Tuesday, 18 July 2017

The Beguiled

"We ask for your protection over our school and we prey that we will be kept from harm throughout the night."

When it comes to modern auteurs who deal with a consistent theme throughout their entire body of work, Sofia Coppola possibly stands out as the best example of that. I would say all of her films are about isolation in one way or another, the effects it has on the human psyche and our subsequent desire to seek some kind of connection. Her latest film ‘The Beguiled’ is not only her first feature film since 2013’s stylish but disappointingly empty ‘The Bling Ring’ and earned the filmmaker the prestigious best director award at this year’s Cannes Film Festival.

Corporal John McBurney (Colin Farrell) is an injured Union soldier who finds himself on the run as a deserter during the Civil War. He seeks refuge at an all-female Southern boarding school where the teachers and students seem more than willing to help. Soon, sexual tensions lead to dangerous rivalries as the women tend to his wounded leg while offering him comfort and companionship.

I think it is fitting that ‘The Beguiled’ sees Coppola reteaming with Kirsten Dunst, as the two previously worked together on ‘Marie Antoinette’ whose elaborate period setting and lavish cinematography feel present once again here. But even more prevalent is the first film the in which the two collaborated, Coppola’s breakout hit ‘The Virgin Suicides’ as both it and ‘The Beguiled’ have a strong thematic connection. As I said before, all of Coppola’s films seem to deal with isolation and connections in one way or another but it’s her earliest and her latest features that seem to share an undercurrent of intimacy. In both movies Coppola seems to have little interest in the larger picture surrounding the events she depicts or the connotations they may have. She simply wants to convey a story from a specific perspective and on that front she does a superb job.

To say ‘The Beguiled’ is making a statement on something would be untrue. Unlike the 1971 movie based upon the same novel which was about, in its own director’s words “the basic desire of women to castrate men” (anxious much?), there is no real meaning to the images of Coppola’s movie. But those images in question are hauntingly beautiful and strikingly personal. Most of those shots are static for the first half of the movie, with Coppola’s camera patiently lingering on each image in an unnervingly still manner. Then during the second half of the movie we see more movement both from the camera and from the narrative.

It seems almost eerily distant in its approach as the slow build of tension throughout the house is so gradual that one might even miss it. It creeps rather than explodes and the performances complement this idea as well. Colin Farrell portrays a man whose tactics are shrewd, sometimes to the detriment of the movie where his character decisions feel a bit too irrational, but at the same time Coppola makes it clear that the focus is on the environment and dynamic of the house itself as it changes, not necessarily on what makes it change.
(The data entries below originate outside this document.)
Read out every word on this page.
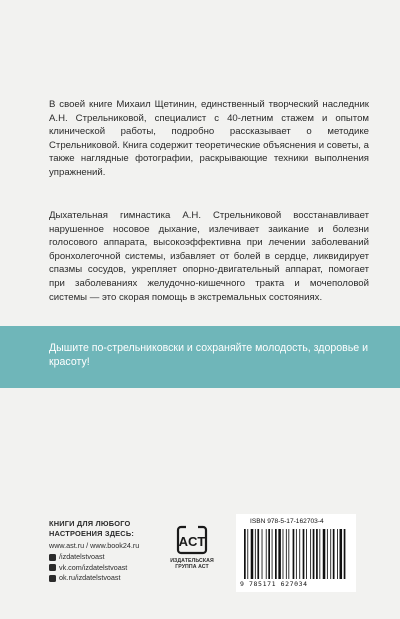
В своей книге Михаил Щетинин, единственный творческий наследник А.Н. Стрельниковой, специалист с 40-летним стажем и опытом клинической работы, подробно рассказывает о методике Стрельниковой. Книга содержит теоретические объяснения и советы, а также наглядные фотографии, раскрывающие техники выполнения упражнений.

Дыхательная гимнастика А.Н. Стрельниковой восстанавливает нарушенное носовое дыхание, излечивает заикание и болезни голосового аппарата, высокоэффективна при лечении заболеваний бронхолегочной системы, избавляет от болей в сердце, ликвидирует спазмы сосудов, укрепляет опорно-двигательный аппарат, помогает при заболеваниях желудочно-кишечного тракта и мочеполовой системы — это скорая помощь в экстремальных состояниях.

Дышите по-стрельниковски и сохраняйте молодость, здоровье и красоту!

КНИГИ ДЛЯ ЛЮБОГО
НАСТРОЕНИЯ ЗДЕСЬ:

www.ast.ru / www.book24.ru
/izdatelstvoast
vk.com/izdatelstvoast
ok.ru/izdatelstvoast
ACT
ИЗДАТЕЛЬСКАЯ
ГРУППА АСТ
ISBN 978-5-17-162703-4
9 785171 627034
In a similar way to how we never uncover the real reason behind the suicide of the Lisbon sisters in ‘The Virgin Suicides’ (that’s not a spoiler, it’s the title of the movie), ‘The Beguiled’ only seeks to portray this isolated location and its twisted descent.

That descent in question may be underwhelming for some, but the method in which Coppola takes us there is so involving and masterful that one will struggle to look away. The increasingly unhinged attitude of the women who resort to jealousy, spite and rage as this obsession envelopes their domesticity is brilliantly conveyed by Nicole Kidman, Dunst and Elle Fanning in particular. As the wounded soldier recovers the girls compete for his attention, and he himself makes the fatal mistake of indulging their rivalry. The patient stance of the movie means that it never feels like it is explicitly condoning or condemning anyone, just observing as the phenomenon takes hold.

Despite being the perspective being more restrained than Coppola’s other movies, the images she composes are striking on their ability to leave a lasting impression. The cinematography is at once deep and meditative but also eerie just by what it refuses to show. There’s a sense of feeling and atmosphere to every major shot that not only establishes the mood of the narrative as a whole but also does so much to establish the isolated nature of these characters as well as their ever shifting dynamic. When more soldiers arrive to investigate it feels like an invasion of this territory. As the situation escalates the forced calmness imposed upon the house is possibly the most frightening aspect of the entire movie. Coppola never needs to resort to broader statements about what her story means, the story in itself is more than interesting enough.

Brilliantly crafted and utterly involving for its entire runtime, ‘The Beguiled’ is an isolated and patient drama that displays Sofia Coppola’s more ruthless side as a storyteller.